Le «Conseil de paix» avait été initialement conçu pour superviser la reconstruction de la bande de Gaza, ravagée par plus de deux ans de guerre entre Israël et le mouvement islamiste palestinien Hamas.
Mais le projet de «charte» présenté par M. Trump accorde à ce dernier, en tant que président de cet organisme, des pouvoirs très étendus et révèle une initiative et un mandat bien plus vastes que la seule question du territoire palestinien : celui de contribuer à la résolution de conflits armés dans le monde.
La création du «Conseil de paix», prévue par le plan de M. Trump pour Gaza, a bien été endossée, comme le reste de cette initiative, par le Conseil de sécurité des Nations unies, mais «strictement à cette fin», a rappelé lundi Farhan Haq, porte-parole du secrétaire général des Nations unies, Antonio Guterres.
Sous la pression des États-Unis, un cessez-le-feu très fragile est entré en vigueur le 10 octobre, un peu plus de deux ans après le début de la guerre de Gaza déclenchée par l’attaque sans précédent du Hamas sur Israël le 7 octobre 2023.

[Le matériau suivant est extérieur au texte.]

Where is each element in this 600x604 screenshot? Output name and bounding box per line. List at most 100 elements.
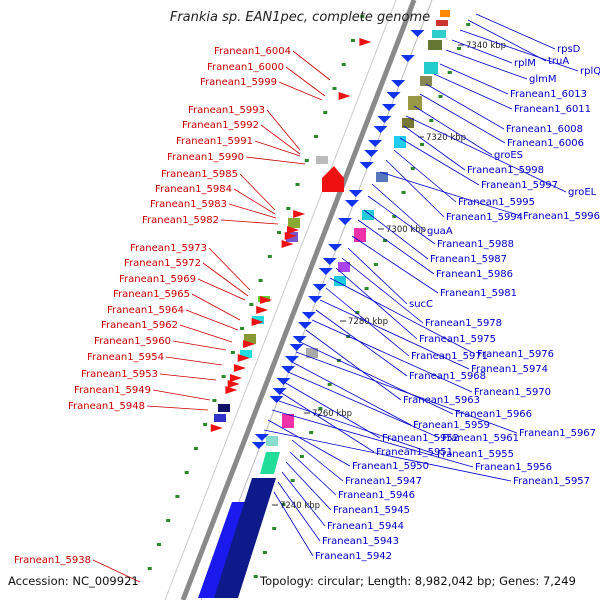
left-label-leader: [185, 309, 239, 331]
gene-arrow-blue: [348, 190, 363, 197]
right-label-leader: [351, 235, 439, 294]
right-label-leader: [271, 409, 474, 468]
right-gene-label: Franean1_5968: [409, 371, 486, 382]
gene-block: [282, 414, 294, 428]
right-label-leader: [363, 209, 429, 260]
right-label-leader: [475, 13, 556, 50]
right-label-leader: [295, 351, 518, 434]
right-label-leader: [379, 171, 522, 217]
left-gene-label: Franean1_5993: [188, 105, 265, 116]
gene-arrow-blue: [410, 30, 425, 37]
right-label-leader: [445, 49, 528, 80]
tick-dot: [438, 95, 443, 98]
right-label-leader: [399, 137, 480, 186]
gene-arrow-blue: [312, 284, 327, 291]
left-gene-label: Franean1_5985: [161, 169, 238, 180]
left-label-leader: [152, 389, 211, 401]
gene-block-teal: [260, 452, 280, 474]
right-gene-label: Franean1_5947: [345, 476, 422, 487]
gene-arrow-blue: [269, 396, 284, 403]
right-gene-label: Franean1_5963: [403, 395, 480, 406]
left-label-leader: [254, 140, 301, 157]
gene-arrow-blue: [272, 388, 287, 395]
left-gene-label: Franean1_5953: [81, 369, 158, 380]
left-gene-label: Franean1_5938: [14, 555, 91, 566]
gene-arrow-blue: [298, 322, 313, 329]
kbp-tick-label: 7300 kbp: [386, 225, 426, 235]
right-label-leader: [419, 93, 506, 144]
right-gene-label: Franean1_5971: [411, 351, 488, 362]
tick-dot: [267, 255, 272, 258]
gene-block: [218, 404, 230, 412]
right-gene-label: rpsD: [557, 44, 581, 55]
left-label-leader: [191, 293, 241, 321]
tick-dot: [323, 111, 328, 114]
right-label-leader: [371, 183, 426, 232]
right-gene-label: Franean1_5967: [519, 428, 596, 439]
tick-dot: [193, 447, 198, 450]
gene-block: [214, 414, 226, 422]
gene-arrow-blue: [381, 104, 396, 111]
right-label-leader: [279, 391, 375, 453]
left-gene-label: Franean1_5991: [176, 136, 253, 147]
right-label-leader: [357, 219, 435, 275]
gene-arrow-blue: [301, 312, 316, 319]
tick-dot: [221, 375, 226, 378]
right-label-leader: [385, 159, 445, 218]
tick-dot: [364, 287, 369, 290]
gene-arrow-red: [227, 380, 240, 388]
genome-backbone: [180, 0, 417, 601]
right-label-leader: [403, 125, 466, 171]
right-label-leader: [291, 361, 412, 426]
right-label-leader: [347, 247, 408, 305]
left-gene-label: Franean1_5964: [107, 305, 184, 316]
gene-block: [436, 20, 448, 26]
gene-arrow-blue: [373, 126, 388, 133]
right-label-leader: [393, 149, 457, 203]
right-label-leader: [433, 73, 513, 110]
left-label-leader: [179, 324, 233, 343]
right-gene-label: Franean1_5950: [352, 461, 429, 472]
gene-arrow-blue: [276, 378, 291, 385]
tick-dot: [262, 551, 267, 554]
tick-dot: [249, 303, 254, 306]
gene-arrow-red: [237, 354, 250, 362]
right-gene-label: Franean1_5952: [382, 433, 459, 444]
right-gene-label: Franean1_6013: [510, 89, 587, 100]
right-gene-label: rplQ: [580, 66, 600, 77]
tick-dot: [304, 159, 309, 162]
right-label-leader: [329, 277, 476, 355]
gene-arrows: [210, 30, 425, 449]
kbp-tick-label: 7340 kbp: [466, 41, 506, 51]
gene-block: [338, 262, 350, 272]
tick-dot: [383, 239, 388, 242]
right-gene-label: Franean1_6011: [514, 104, 591, 115]
right-label-leader: [311, 319, 473, 393]
right-label-leader: [439, 63, 509, 95]
kbp-tick-label: 7320 kbp: [426, 133, 466, 143]
gene-block: [288, 218, 300, 228]
gene-arrow-red: [281, 240, 294, 248]
gene-block: [316, 156, 328, 164]
gene-block: [354, 228, 366, 242]
gene-block: [432, 30, 446, 38]
gene-arrow-blue: [368, 140, 383, 147]
left-gene-label: Franean1_5948: [68, 401, 145, 412]
map-title: Frankia sp. EAN1pec, complete genome: [169, 10, 431, 25]
tick-dot: [327, 383, 332, 386]
gene-arrow-red: [284, 232, 297, 240]
left-label-leader: [146, 405, 209, 411]
right-label-leader: [405, 115, 567, 193]
gene-arrow-red: [322, 166, 344, 192]
right-label-leader: [289, 451, 337, 496]
gene-arrow-blue: [345, 200, 359, 207]
accession-text: Accession: NC_009921: [8, 574, 139, 588]
tick-dot: [466, 23, 471, 26]
tick-dot: [240, 327, 245, 330]
right-gene-label: Franean1_5981: [440, 288, 517, 299]
gene-arrow-blue: [318, 268, 333, 275]
tick-dot: [332, 87, 337, 90]
right-label-leader: [285, 461, 332, 511]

Les États-Unis ont annoncé mi-janvier le passage à la deuxième phase du plan de M. Trump censé mettre fin à la guerre, alors que les deux belligérants s’accusent mutuellement de violer la trêve de façon quotidienne.

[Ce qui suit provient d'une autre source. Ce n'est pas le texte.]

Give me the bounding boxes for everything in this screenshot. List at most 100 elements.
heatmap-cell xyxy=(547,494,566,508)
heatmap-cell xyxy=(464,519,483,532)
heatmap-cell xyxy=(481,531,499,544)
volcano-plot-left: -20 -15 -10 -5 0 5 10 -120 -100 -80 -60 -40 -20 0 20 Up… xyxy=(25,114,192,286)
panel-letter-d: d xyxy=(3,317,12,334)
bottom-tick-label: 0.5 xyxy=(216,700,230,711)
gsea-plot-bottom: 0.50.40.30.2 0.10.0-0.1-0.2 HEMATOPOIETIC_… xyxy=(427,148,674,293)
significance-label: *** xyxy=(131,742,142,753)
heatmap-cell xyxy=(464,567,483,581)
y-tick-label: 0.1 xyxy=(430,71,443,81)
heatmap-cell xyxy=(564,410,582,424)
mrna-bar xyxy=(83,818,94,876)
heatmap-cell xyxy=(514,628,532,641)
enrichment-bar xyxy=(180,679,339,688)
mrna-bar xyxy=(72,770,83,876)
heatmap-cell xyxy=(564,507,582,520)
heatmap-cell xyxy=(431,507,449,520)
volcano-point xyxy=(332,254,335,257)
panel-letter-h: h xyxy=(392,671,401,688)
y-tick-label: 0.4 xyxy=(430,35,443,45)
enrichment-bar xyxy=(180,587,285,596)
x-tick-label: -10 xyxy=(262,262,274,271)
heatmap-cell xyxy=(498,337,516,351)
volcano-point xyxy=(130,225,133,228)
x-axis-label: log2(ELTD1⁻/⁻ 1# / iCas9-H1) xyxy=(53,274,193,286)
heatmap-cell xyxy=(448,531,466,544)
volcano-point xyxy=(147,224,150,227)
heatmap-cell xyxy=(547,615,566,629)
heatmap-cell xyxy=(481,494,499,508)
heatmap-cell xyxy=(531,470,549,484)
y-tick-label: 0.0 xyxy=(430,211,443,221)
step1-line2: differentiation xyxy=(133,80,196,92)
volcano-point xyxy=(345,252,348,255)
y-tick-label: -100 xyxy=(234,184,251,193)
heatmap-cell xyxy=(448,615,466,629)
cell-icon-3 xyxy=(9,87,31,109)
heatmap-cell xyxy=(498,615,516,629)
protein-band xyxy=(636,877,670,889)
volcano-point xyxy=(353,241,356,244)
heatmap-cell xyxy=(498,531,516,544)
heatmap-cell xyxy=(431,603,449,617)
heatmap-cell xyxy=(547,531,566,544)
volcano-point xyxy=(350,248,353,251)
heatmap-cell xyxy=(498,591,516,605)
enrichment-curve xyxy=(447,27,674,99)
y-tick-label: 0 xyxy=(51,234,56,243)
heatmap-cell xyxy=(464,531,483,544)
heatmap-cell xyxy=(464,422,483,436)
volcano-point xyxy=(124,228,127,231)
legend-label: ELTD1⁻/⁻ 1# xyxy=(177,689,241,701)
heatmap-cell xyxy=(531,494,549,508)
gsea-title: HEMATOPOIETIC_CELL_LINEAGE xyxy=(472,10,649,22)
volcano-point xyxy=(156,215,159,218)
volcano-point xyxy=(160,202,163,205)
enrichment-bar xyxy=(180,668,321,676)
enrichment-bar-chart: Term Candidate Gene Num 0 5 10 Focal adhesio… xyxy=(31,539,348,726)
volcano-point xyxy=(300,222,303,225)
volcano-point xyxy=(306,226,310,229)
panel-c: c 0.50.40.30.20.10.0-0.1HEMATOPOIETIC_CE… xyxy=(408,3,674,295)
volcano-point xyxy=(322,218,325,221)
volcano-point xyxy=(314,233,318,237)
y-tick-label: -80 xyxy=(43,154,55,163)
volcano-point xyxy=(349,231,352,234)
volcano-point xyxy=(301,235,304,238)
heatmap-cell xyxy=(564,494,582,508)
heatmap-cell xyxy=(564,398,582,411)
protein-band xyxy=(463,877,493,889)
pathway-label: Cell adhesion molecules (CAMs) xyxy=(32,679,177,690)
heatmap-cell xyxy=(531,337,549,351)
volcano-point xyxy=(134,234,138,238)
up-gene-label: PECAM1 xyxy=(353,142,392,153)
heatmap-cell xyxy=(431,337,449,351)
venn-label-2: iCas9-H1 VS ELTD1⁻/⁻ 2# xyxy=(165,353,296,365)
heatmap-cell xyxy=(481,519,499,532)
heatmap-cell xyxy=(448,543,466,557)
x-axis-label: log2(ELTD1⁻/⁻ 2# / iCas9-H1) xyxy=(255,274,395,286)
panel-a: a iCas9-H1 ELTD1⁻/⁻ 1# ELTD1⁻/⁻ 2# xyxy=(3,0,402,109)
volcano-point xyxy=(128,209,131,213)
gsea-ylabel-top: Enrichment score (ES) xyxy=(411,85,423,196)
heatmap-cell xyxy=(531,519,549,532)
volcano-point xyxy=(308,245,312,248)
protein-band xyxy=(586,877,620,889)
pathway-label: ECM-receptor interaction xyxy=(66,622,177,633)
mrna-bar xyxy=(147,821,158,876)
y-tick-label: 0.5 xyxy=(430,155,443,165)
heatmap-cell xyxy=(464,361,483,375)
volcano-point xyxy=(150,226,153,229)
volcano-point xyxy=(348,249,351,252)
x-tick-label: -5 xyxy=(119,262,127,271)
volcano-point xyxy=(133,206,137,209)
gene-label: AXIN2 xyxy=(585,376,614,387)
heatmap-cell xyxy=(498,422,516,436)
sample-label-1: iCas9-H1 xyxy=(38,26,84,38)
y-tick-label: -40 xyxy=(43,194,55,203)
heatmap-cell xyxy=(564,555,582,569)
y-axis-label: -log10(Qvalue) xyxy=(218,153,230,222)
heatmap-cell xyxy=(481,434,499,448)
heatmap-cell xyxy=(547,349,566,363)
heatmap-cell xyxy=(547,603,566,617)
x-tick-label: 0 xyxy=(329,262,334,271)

Le gouvernement de M. Netanyahou menace régulièrement de reprendre l’offensive si le Hamas n’accepte pas de désarmer conformément à ses exigences.
Outre le désarmement du Hamas, la deuxième phase du plan Trump prévoit un retrait israélien graduel de la bande de Gaza et le déploiement d’une force internationale de stabilisation.
M. Netanyahou répète régulièrement son opposition à la création d’un État palestinien.